La presenza di attività commerciali incide anche sul mercato immobiliare: il valore di un’abitazione situata in un quartiere colpito dalla desertificazione commerciale scende del 16% con un differenziale complessivo che può arrivare al 39% rispetto a un immobile situato in un quartiere ricco di negozi.
È quanto emerge dall’indagine sulla desertificazione commerciale nelle città, realizzata da Confcommercio in collaborazione con SWG, presentata in occasione dell’iniziativa nazionale della Confederazione ‘inCittà – Spazi che cambiano, economie urbane che crescono’ svoltasi a Bologna.
In ogni caso, negli ultimi 10 anni, gli italiani hanno percepito sempre più chiaramente le chiusure di attività economiche di quartiere, in particolare negozi di articoli sportivi, librerie, giocattoli (55%), abbigliamento, profumerie, gioiellerie (49%), arredamento e ferramenta (46%), alimentari (45%).
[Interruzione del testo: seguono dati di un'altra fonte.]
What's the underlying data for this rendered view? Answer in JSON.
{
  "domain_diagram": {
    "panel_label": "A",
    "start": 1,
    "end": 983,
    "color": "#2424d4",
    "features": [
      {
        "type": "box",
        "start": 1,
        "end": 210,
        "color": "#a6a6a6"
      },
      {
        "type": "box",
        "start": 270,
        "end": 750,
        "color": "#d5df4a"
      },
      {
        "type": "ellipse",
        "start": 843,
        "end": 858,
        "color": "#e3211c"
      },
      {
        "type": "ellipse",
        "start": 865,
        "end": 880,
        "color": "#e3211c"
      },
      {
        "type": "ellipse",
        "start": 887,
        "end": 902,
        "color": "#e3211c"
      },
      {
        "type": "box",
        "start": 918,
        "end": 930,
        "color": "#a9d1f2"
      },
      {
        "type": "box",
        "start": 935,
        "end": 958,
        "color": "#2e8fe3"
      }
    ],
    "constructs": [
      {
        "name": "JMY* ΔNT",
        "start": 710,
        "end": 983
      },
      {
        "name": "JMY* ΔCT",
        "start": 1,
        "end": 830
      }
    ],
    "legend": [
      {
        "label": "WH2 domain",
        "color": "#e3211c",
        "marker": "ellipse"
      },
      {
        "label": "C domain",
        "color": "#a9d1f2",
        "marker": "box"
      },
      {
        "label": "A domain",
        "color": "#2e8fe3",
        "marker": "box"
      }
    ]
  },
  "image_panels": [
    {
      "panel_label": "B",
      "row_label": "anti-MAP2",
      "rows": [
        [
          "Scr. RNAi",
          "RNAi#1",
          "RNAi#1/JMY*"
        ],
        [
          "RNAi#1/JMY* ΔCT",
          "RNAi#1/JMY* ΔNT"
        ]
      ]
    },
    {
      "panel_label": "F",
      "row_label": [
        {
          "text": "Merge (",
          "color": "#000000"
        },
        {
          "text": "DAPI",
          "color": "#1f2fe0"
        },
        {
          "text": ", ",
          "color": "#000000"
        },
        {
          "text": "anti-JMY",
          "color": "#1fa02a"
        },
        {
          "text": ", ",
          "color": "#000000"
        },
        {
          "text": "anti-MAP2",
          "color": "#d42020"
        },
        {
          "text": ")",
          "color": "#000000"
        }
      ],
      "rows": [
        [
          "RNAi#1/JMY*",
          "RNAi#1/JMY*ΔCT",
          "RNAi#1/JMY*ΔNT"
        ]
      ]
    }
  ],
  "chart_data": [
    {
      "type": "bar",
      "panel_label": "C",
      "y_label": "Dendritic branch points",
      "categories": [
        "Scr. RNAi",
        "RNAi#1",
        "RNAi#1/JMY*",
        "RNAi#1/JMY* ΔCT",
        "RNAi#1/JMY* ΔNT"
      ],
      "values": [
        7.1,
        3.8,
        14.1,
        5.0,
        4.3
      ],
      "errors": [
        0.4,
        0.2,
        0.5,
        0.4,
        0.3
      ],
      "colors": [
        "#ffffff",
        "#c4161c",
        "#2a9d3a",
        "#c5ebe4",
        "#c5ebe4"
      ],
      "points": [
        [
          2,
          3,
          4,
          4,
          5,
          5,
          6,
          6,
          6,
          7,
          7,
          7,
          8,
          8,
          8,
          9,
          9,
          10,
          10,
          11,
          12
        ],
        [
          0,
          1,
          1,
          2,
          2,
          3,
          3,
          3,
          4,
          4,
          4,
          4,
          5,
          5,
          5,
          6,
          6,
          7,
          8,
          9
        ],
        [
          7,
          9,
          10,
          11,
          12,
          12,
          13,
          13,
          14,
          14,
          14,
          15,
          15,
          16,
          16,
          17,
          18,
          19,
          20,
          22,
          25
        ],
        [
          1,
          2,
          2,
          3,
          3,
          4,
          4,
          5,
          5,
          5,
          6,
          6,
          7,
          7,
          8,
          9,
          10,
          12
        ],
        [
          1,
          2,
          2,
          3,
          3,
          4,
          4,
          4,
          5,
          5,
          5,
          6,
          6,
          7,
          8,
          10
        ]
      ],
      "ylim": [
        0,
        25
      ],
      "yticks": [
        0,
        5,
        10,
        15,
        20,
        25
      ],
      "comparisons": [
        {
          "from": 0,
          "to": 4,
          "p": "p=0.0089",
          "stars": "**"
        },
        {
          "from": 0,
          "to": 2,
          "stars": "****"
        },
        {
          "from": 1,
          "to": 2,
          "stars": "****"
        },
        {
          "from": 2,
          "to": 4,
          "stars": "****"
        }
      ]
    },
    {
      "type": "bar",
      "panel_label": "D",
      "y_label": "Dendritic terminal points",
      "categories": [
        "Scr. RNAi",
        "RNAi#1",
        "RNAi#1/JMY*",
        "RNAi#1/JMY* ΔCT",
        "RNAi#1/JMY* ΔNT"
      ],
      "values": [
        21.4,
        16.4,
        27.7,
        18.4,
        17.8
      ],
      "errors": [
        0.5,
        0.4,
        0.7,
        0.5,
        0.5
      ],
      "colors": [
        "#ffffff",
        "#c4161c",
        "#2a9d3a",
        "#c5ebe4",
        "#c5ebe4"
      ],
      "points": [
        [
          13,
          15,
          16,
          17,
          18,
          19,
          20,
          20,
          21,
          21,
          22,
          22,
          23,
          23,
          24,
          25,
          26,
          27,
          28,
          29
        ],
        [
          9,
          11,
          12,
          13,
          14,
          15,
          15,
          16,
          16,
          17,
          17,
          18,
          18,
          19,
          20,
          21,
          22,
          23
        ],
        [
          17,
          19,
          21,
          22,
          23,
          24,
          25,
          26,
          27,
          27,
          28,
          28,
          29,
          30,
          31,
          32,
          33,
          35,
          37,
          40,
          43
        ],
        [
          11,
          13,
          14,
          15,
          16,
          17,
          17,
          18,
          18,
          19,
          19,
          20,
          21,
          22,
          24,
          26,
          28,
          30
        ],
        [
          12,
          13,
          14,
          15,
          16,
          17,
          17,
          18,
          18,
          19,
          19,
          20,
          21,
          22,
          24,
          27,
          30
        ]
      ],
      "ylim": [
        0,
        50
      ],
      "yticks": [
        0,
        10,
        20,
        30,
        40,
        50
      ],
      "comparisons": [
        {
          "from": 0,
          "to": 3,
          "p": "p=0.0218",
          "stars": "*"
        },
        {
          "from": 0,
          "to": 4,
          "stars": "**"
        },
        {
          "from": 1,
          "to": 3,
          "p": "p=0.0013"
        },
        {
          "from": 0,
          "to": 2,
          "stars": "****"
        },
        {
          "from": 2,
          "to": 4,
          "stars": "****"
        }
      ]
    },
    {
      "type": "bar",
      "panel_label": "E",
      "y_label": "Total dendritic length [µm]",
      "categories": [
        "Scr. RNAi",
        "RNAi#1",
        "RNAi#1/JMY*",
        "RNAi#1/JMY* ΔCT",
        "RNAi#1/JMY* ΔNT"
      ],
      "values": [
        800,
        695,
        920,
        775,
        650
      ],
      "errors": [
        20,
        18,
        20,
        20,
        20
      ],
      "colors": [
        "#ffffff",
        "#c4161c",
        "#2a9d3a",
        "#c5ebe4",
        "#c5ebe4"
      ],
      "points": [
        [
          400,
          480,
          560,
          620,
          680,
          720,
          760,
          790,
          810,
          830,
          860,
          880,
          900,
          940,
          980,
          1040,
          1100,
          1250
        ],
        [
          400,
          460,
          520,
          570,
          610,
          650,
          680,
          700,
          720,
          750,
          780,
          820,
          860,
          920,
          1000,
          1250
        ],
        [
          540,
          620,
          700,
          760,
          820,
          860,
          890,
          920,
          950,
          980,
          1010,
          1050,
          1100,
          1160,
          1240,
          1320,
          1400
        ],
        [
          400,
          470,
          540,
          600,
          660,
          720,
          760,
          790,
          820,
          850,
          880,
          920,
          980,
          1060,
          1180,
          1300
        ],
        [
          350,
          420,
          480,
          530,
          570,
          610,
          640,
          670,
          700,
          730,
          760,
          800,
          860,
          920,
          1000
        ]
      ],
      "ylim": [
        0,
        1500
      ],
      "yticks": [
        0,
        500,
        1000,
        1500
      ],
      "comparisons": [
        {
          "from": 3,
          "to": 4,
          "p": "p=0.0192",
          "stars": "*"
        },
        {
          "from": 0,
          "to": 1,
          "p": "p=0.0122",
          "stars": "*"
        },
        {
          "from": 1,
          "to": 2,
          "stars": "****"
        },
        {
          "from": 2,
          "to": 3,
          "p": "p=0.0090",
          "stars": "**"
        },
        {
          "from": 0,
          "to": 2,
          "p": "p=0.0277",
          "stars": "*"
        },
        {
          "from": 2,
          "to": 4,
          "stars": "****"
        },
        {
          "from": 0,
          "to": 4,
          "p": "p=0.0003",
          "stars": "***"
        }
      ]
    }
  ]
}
Un fenomeno che contribuisce al calo della qualità della vita.
La chiusura dei negozi continua a essere uno dei fenomeni più temuti e percepiti: l’80% degli italiani prova un senso di tristezza nel vedere saracinesche abbassate, il 73% collega la chiusura dei negozi al calo della qualità della vita. Rispetto a dieci anni fa le attività scomparse che gli italiani hanno notato maggiormente sono i negozi di libri, giornali, articoli sportivi e giocattoli (55%), le attività non alimentari – come abbigliamento, profumerie, fiorai, gioiellerie, ottici (49%), ferramenta e negozi di arredamento e tessuti (46%), alimentari (45%), ambulanti (39%). Il fenomeno è più avvertito nel Nord-Est e nel Centro e nelle grandi città.
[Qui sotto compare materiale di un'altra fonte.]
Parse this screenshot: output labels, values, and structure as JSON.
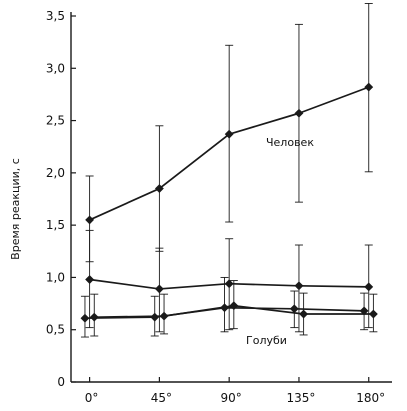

Solo due categorie appaiono in controtendenza: farmacie e pubblici esercizi sono le uniche attività percepite in leggera crescita. Le piccole attività sono le preferite per molte categorie, i supermercati dominano per gli alimentari a lunga conservazione, i mercati mantengono quota importante per il fresco e l’abbigliamento.
Analizzando gli acquisti fisici (non online), i piccoli esercizi (negozi di quartiere, centro storico, ecc.) stravincono per bar/pub (88%), farmacie (87%), tabacchi e quotidiani (85%). Supermercati e grandi superfici (centri commerciali, ipermercati, outlet) sono preferiti, però, per l’acquisto di prodotti alimentari a lunga conservazione (64%), articoli sportivi (58%), elettronica e telefonia (56%). Quote interessanti per i prodotti acquistati nelle attività di commercio ambulante, in particolare gli alimentari freschi (11%) e l’abbigliamento e calzature (10%).